Este artigo de opinião de alguém favorável à instituição das autarquias regionais previstas na Constituição desde a origem enferma, porém, de alguns persistentes equívocos que a não favorecem, nomeadamente os seguintes:
- distinguir entre descentralização e regionalização, como fazem os inimigos da segunda, em vez de frisar que esta constitui uma forma (mais elevada) de descentralização e que as "regiões administrativas" também são autarquias territoriais, como os municípios e as freguesias;
- criticar a via adotada pelo Governo para preparar a regionalização, ou seja: (i) substituir a designação governamental da direção das cinco CCDR pela sua eleição pelos autarcas da respetiva região e (ii) transferir para as CCDR os atuais serviços territorialmente desconcentrados do Estado suscetíveis de regionalização -, assim criando uma fase intermédia entre a desconcentração e a descentralização, consolidando a geografia das cinco regiões existentes, os poderes já em exercício e o seu financiamento;
- insistir na convocação urgente do referendo sobre a regionalização, ignorando que a sociologia política mostra que os cidadãos tendem a votar contra soluções cujo alcance desconhecem e de que desconfiam, mesmo infundadamente, que geram mais despesa pública e mais "tachos" políticos, ao passo que a via escolhida pelo Governo transformará o referendo numa ratificação do que está no terreno, apenas com duas modificações: (i) substituição da eleição indireta pela eleição direta e (ii) transferência das verbas do OE afetas às CCDR para o orçamento próprio das novas autarquias regionais.
Decididamente, para argumentos contra a descentralização regional já bastam os dos seus adversários...
Adenda
Um leitor critica-me por justificar mais um «protelamento da regionalização». A questão está, porém, em optar entre precipitar um novo referendo "a frio", com enorme risco de o voltar a perder, arrumando de vez a questão da regionalização, ou aguardar um par de anos para criar melhores condições objetivas e subjetivas para o vencer. Pessoalmente, sendo desde sempre a favor da descentralização regional, não tenho dúvidas em apoiar a segunda alternativa.

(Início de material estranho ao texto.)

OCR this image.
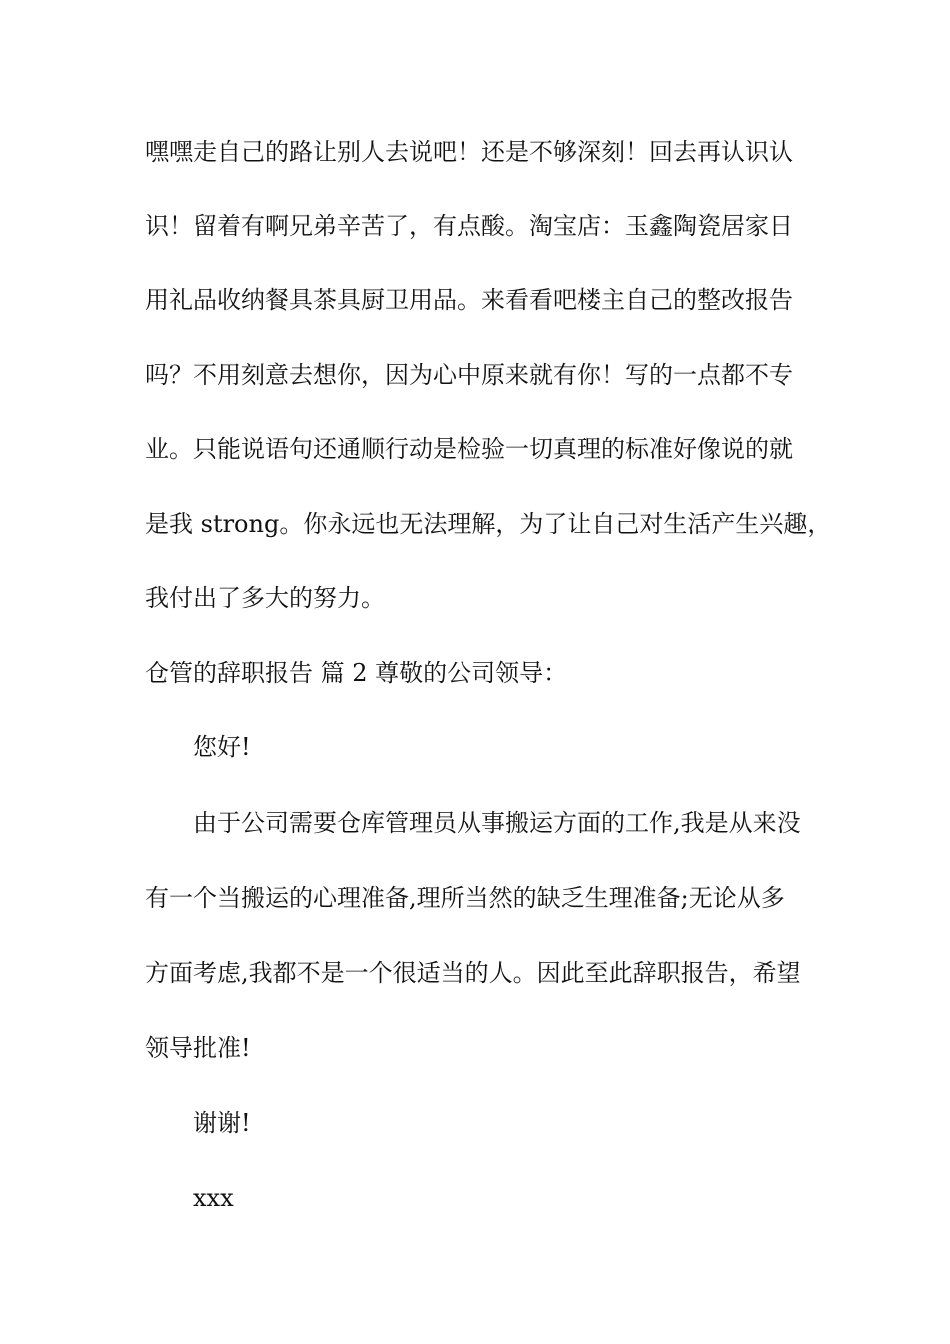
嘿嘿走自己的路让别人去说吧！还是不够深刻！回去再认识认

识！留着有啊兄弟辛苦了，有点酸。淘宝店：玉鑫陶瓷居家日

用礼品收纳餐具茶具厨卫用品。来看看吧楼主自己的整改报告

吗？不用刻意去想你，因为心中原来就有你！写的一点都不专

业。只能说语句还通顺行动是检验一切真理的标准好像说的就

是我 strong。你永远也无法理解，为了让自己对生活产生兴趣，

我付出了多大的努力。

仓管的辞职报告 篇 2 尊敬的公司领导：

您好!

由于公司需要仓库管理员从事搬运方面的工作,我是从来没

有一个当搬运的心理准备,理所当然的缺乏生理准备;无论从多

方面考虑,我都不是一个很适当的人。因此至此辞职报告，希望

领导批准!

谢谢!

xxx
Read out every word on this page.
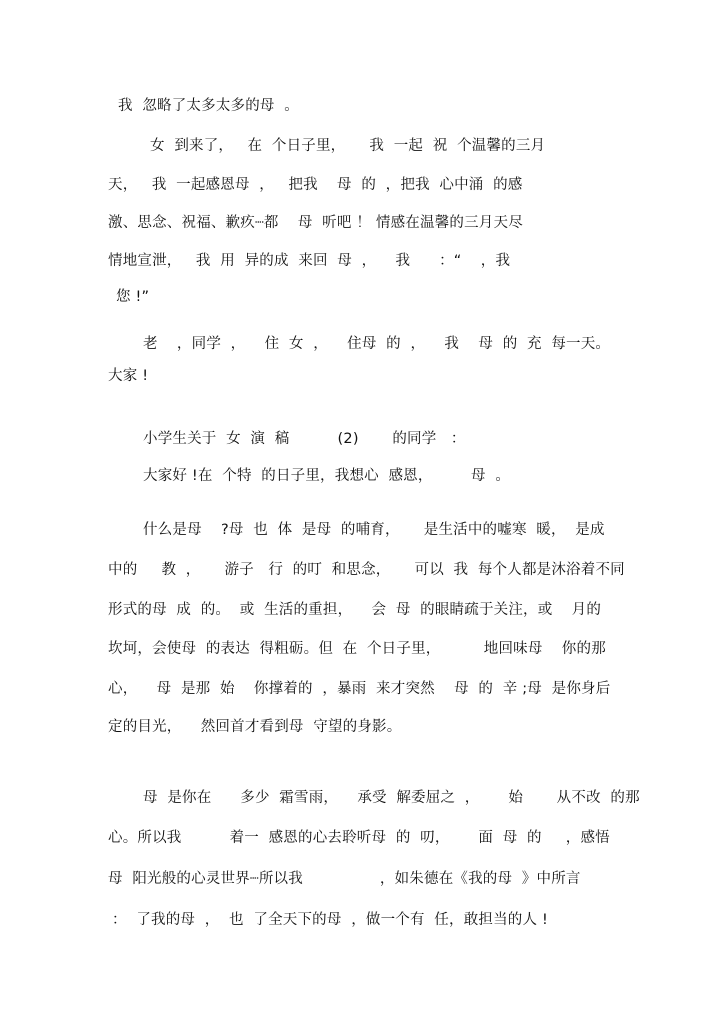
我  忽略了太多太多的母  。
女  到来了，   在  个日子里，     我  一起  祝  个温馨的三月
天，   我  一起感恩母  ，   把我    母  的  ，把我  心中涌  的感
激、思念、祝福、歉疚┈都    母  听吧 ！ 情感在温馨的三月天尽
情地宣泄，   我  用  异的成  来回  母  ，    我      ：“    ，我
您 !”
老    ，同学  ，    住  女  ，    住母  的  ，    我    母  的  充  每一天。
大家 !
小学生关于  女  演  稿          (2)       的同学   ：
大家好 !在  个特  的日子里，我想心  感恩，        母  。
什么是母    ?母  也  体  是母  的哺育，     是生活中的嘘寒  暖，  是成
中的     教  ，     游子   行  的叮  和思念，     可以  我  每个人都是沐浴着不同
形式的母  成  的。  或  生活的重担，    会  母  的眼睛疏于关注，或    月的
坎坷，会使母  的表达  得粗砺。但  在  个日子里，         地回味母    你的那
心，    母  是那  始    你撑着的  ，暴雨  来才突然    母  的  辛 ;母  是你身后
定的目光，    然回首才看到母  守望的身影。
母  是你在      多少  霜雪雨，    承受  解委屈之  ，      始       从不改  的那
心。所以我          着一  感恩的心去聆听母  的  叨，      面  母  的     ，感悟
母  阳光般的心灵世界┈所以我                ，如朱德在《我的母  》中所言
：  了我的母  ，  也  了全天下的母  ，做一个有  任，敢担当的人 !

De resto, acrescento, conseguir efetivar a regionalização até 2026 seria um excelente modo de celebrar os 50 anos da Constituição, preenchendo a principal omissão constitucional deste meio século de constitucionalismo democrático.
Adenda 2
Outro leitor pergunta porquê o referendo obrigatório, que a Constituição não exige em mais nenhum caso e não se realizou, por exemplo, para criar as regiões autónomas dos Açores e da Madeira nem para a adesão à UE, reformas muito mais profundas do que a regionalização administrativa do Continente.
Tem o leitor razão quanto à referida incongruência constitucional, que só foi introduzida na revisão constitucional de 1997, para dar guarida a um acordo político nesse sentido entre os líderes do PS e do PSD (respetivamente A. Guterres e M. Rebelo de Sousa), que incluía também a submissão a referendo da despenalização do aborto, acordo pelo qual o primeiro cedeu ao segundo nessas duas exigências, a troco da viabilização pelo segundo dos orçamentos da governo minoritário do PS. Ambos conseguiram os objetivos: MRS conseguiu a travagem das duas reformas a que se opunha e AG conseguiu levar o seu Governo até ao fim da legislatura, o que até então nenhum governo minoritário tinha conseguido.